Limitations and known issues¶
Shipper is just software, and all software has limits. Here are the highlights for Shipper currently. Some of these are not principal problems, just shortcuts that we took while building Shipper.
Chart restrictions¶
Shipper expects a few properties to be true about the Chart it is rolling out. We hope to loosen or remove most of these restrictions over time.
Only Deployments¶
The Chart must have exactly one Deployment object. The name of the
Deployment should be templated with {{.Release.Name}}
. The Deployment
object should have apiVersion: apps/v1
.
Shipper cannot yet perform roll outs for StatefulSets, HorizontalPodAutoscalers, or bare ReplicaSets. These objects can be present in the Chart, but Shipper only knows how to manipulate Deployment objects to scale capacity over the course of a rollout.
Services¶
The Chart must contain either:
- exactly one Service, or
- exactly one Service labeled with the label
shipper-lb: production
.
The name of the Service should be fixed: either a literal in the Chart template, or a value which does not change from release to release.
The Service should have a selector
which matches the application, not
a single release. A Service with release: {{ .Release.Name }}
as part
of the Service selector
will cause Shipper to error, as it will not be
able to balance traffic between multiple Releases.
If you cannot modify the Chart you’re rolling out, you can ask Shipper to
remove the release
selector from the Service selector
by adding the
enable-helm-release-workaround: "true"
label to your Application. This
workaround helps make Charts created with helm create
work out of the box.
Load balancing¶
Shipper uses Kubernetes’ built-in mechanism for shifting traffic: labeling
Pods to add or remove them to a Service’s selector
. This means you
don’t need any special support in your Kubernetes clusters, but it has several
drawbacks.
We hope to mitigate these by adding support for service mesh providers as traffic shifting backends.
Pod-based traffic shifting¶
Traffic shifting happens at the granularity of Pods, not requests. While Shipper’s interface specifes a traffic weight, small fleets of Pods may find that their actual weight differs significantly from the one they requested.

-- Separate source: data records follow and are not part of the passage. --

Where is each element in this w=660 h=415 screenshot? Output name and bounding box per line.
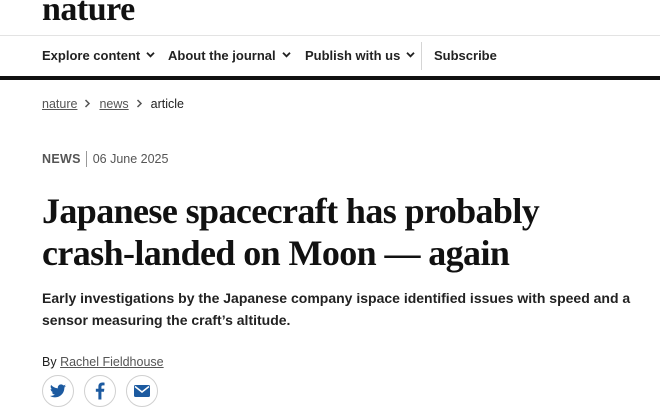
nav-subscribe-label: Subscribe bbox=[434, 48, 497, 63]
breadcrumb-link-news[interactable]: news bbox=[99, 97, 128, 111]
share-twitter-button[interactable] bbox=[42, 375, 74, 407]
nav-subscribe[interactable]: Subscribe bbox=[434, 36, 497, 76]
chevron-down-icon bbox=[406, 50, 415, 59]
twitter-icon bbox=[50, 384, 66, 398]
article-title: Japanese spacecraft has probably crash-l… bbox=[42, 191, 540, 273]
byline-prefix: By bbox=[42, 355, 57, 369]
chevron-right-icon bbox=[136, 99, 143, 108]
main-navigation: Explore content About the journal Publis… bbox=[0, 36, 660, 76]
facebook-icon bbox=[95, 382, 105, 400]
nav-explore-content[interactable]: Explore content bbox=[42, 36, 155, 76]
chevron-down-icon bbox=[146, 50, 155, 59]
nav-publish-with-us-label: Publish with us bbox=[305, 48, 401, 63]
chevron-down-icon bbox=[281, 50, 291, 59]
article-page: nature Explore content About the journal… bbox=[0, 0, 660, 415]
nav-about-the-journal-label: About the journal bbox=[168, 48, 276, 63]
nav-bottom-rule bbox=[0, 76, 660, 80]
article-meta: NEWS 06 June 2025 bbox=[42, 150, 168, 168]
article-byline: By Rachel Fieldhouse bbox=[42, 353, 164, 371]
nav-divider bbox=[421, 42, 422, 70]
nav-explore-content-label: Explore content bbox=[42, 48, 141, 63]
share-facebook-button[interactable] bbox=[84, 375, 116, 407]
nav-about-the-journal[interactable]: About the journal bbox=[168, 36, 291, 76]
breadcrumb-link-nature[interactable]: nature bbox=[42, 97, 77, 111]
email-icon bbox=[134, 385, 150, 397]
breadcrumb: nature news article bbox=[42, 95, 184, 113]
share-email-button[interactable] bbox=[126, 375, 158, 407]
author-link[interactable]: Rachel Fieldhouse bbox=[60, 355, 164, 369]
breadcrumb-current: article bbox=[150, 97, 184, 111]
nature-logo[interactable]: nature bbox=[42, 0, 135, 30]
meta-divider bbox=[85, 150, 87, 167]
chevron-right-icon bbox=[84, 99, 91, 108]
nav-publish-with-us[interactable]: Publish with us bbox=[305, 36, 415, 76]
article-standfirst: Early investigations by the Japanese com… bbox=[42, 290, 631, 328]
article-type: NEWS bbox=[42, 152, 81, 166]
article-date: 06 June 2025 bbox=[92, 152, 169, 166]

New Pods don’t get traffic if Shipper is not working¶
Shipper adds the shipper-traffic-status: enabled
label to Pods after they
start. This allows Shipper to correctly manage the number of Pods exposed to
traffic. However, if a Pod is deleted and Shipper is not currently running or
cannot contact the cluster, the new Pod spawned by the ReplicaSet will not
get traffic until Shipper is working again.
The primary issue is that we cannot “cork” a successfully completed rollout by adding the traffic label to the Deployment or ReplicaSet without triggering a native Deployment-based rollout. We could solve this by working directly with ReplicaSets instead of Deployments, but that’s probably working against the grain of the ecosystem (most charts contain Deployments).
Lock-step rollouts¶
Shipper is good at making sure that all clusters involved in a rollout are in the same state. It does this by ensuring that all clusters are in the correct state before marking a rollout step as complete.
However, this means that Shipper cannot perform cluster-by-cluster rollouts,
like first kube-us-east1-a
, then kube-eu-west2-b
. Our “federation”
layer supports this, but we have not yet designed the extension to our strategy
language to describe this kind of rollout.
This cluster-by-cluster strategy is important when limiting traffic or capacity exposure to a new change is not enough to mitigate risk: for example, perhaps the new version will change a cluster-local schema once it starts running.